Ernest took the next step in his career at the age of twelve, joining a traveling actors’ troupe alongside prominent white performers Stuart Robson and William Henry Crane. He played the role of a Black child in performances of "Uncle Tom’s Cabin," a highly popular show at the time, and one that had been transformed by a producer in 1876 with his casting of Black actors. These Black actors quickly and almost universally replaced "Uncle Tom’s Cabin’s" white actors in blackface, marking a turning point that would allow Black performers a space in the entertainment industry.

Ernest remained highly transient as a performer throughout the 1870s and early 1880s, traveling to England as a minstrel with the Frohman brothers, returning to America to once again act in Uncle Tom’s Cabin (this time as Topsy), then performing with a wide array of Black minstrel groups before joining a vaudeville quartet. Sometime during this period of his life, he began going by the last name of Hogan. Across several interviews, he propagated alternating stories to explain his decision—he would claim that Hogan was the name of a judge who had employed his mother, or more simply that “Irish performers were in vogue.”

Already a successful musician, comedian, and actor, Hogan’s career exploded in 1895 and 1896 when he published two songs that would alternatively establish and plague his legacy. First, he wrote “La Pas Ma La,” a piano tune with vocals that was meant to go with a popular couples’ dance he had invented, the “pasmala.” In the sheet music for the song, he dubbed the tune a “rag,” and the rhythm became known as “ragtime,” solidifying Hogan’s reputation as the “Father of Ragtime.”

The next year, he took a tune and some lyrics from an anonymous pianist in Chicago, and published the song “All Coons Look Alike to Me.” While Hogan was no stranger to implementing Black stereotypes in his minstrel shows, this latest song would achieve immense and unexpected popularity, especially among racist whites who devised a slew of other racially offensive songs throughout later years. Hogan would later express dismay at the societal effect that his song had.

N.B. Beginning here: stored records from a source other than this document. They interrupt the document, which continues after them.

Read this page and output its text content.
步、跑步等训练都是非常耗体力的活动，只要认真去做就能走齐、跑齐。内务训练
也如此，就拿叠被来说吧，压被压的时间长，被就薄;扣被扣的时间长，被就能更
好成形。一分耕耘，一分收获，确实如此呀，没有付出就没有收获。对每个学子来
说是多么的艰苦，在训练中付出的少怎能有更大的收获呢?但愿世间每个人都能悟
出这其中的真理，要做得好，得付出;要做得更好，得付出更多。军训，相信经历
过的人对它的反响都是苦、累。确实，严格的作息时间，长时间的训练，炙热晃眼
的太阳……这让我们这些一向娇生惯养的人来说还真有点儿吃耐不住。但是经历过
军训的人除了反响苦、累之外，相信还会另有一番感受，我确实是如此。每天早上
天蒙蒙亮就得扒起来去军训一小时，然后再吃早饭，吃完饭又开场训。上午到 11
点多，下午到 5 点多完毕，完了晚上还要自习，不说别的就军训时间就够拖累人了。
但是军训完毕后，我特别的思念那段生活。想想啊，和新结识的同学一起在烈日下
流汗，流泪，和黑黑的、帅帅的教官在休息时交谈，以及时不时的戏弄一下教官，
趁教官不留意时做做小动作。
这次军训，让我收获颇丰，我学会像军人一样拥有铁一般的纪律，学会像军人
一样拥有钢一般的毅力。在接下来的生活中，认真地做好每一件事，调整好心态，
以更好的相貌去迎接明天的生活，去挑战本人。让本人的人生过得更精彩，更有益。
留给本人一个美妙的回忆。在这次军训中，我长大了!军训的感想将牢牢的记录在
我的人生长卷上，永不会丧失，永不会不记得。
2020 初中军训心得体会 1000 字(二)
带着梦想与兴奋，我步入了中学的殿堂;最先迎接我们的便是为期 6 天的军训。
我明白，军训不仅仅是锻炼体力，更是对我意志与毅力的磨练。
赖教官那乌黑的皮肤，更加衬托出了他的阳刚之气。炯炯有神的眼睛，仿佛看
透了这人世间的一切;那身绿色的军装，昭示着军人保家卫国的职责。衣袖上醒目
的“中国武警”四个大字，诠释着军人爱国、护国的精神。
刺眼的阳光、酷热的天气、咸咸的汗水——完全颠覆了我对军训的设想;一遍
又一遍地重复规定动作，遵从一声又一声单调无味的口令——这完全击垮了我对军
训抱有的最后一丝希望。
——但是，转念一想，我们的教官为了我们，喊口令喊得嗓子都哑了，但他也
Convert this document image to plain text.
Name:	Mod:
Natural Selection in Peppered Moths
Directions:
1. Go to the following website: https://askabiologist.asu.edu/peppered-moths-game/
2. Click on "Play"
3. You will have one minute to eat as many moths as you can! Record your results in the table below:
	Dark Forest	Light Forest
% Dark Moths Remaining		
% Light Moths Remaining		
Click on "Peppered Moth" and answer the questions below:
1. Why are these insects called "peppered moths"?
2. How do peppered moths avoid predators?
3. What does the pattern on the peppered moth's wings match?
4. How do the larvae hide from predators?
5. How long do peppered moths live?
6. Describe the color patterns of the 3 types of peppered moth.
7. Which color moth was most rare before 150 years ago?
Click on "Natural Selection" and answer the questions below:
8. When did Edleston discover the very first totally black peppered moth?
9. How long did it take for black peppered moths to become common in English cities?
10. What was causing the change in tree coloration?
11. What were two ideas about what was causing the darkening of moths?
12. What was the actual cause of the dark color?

Nonetheless, his contributions to Black representation in entertainment were both numerous and profound. Later in his career, he spurned the use of blackface (as even Black performers would further darken their faces and apply red paint to their lips) and popularized a “natural” look for Black performers, helping them reclaim their image from derogatory stereotypes. He shattered longstanding ceilings in the industry by earning $300-$400 a week by the peak of his career in the early 1900s. In 1898, he acted in "Clorindy," or the "Origin of the Cake Walk," the first all-Black created show to hit Broadway, and later wrote and starred in two more wildly successful all-Black musical shows, "Rufus Rastus" and "The Oyster Man" in 1905 and 1907, respectively.

In 1908, Hogan’s health began to fail, resulting in his collapse during two onstage performances of "The Oyster Man." He continued to decline until dying of tuberculosis in 1909, at the young age of forty-four.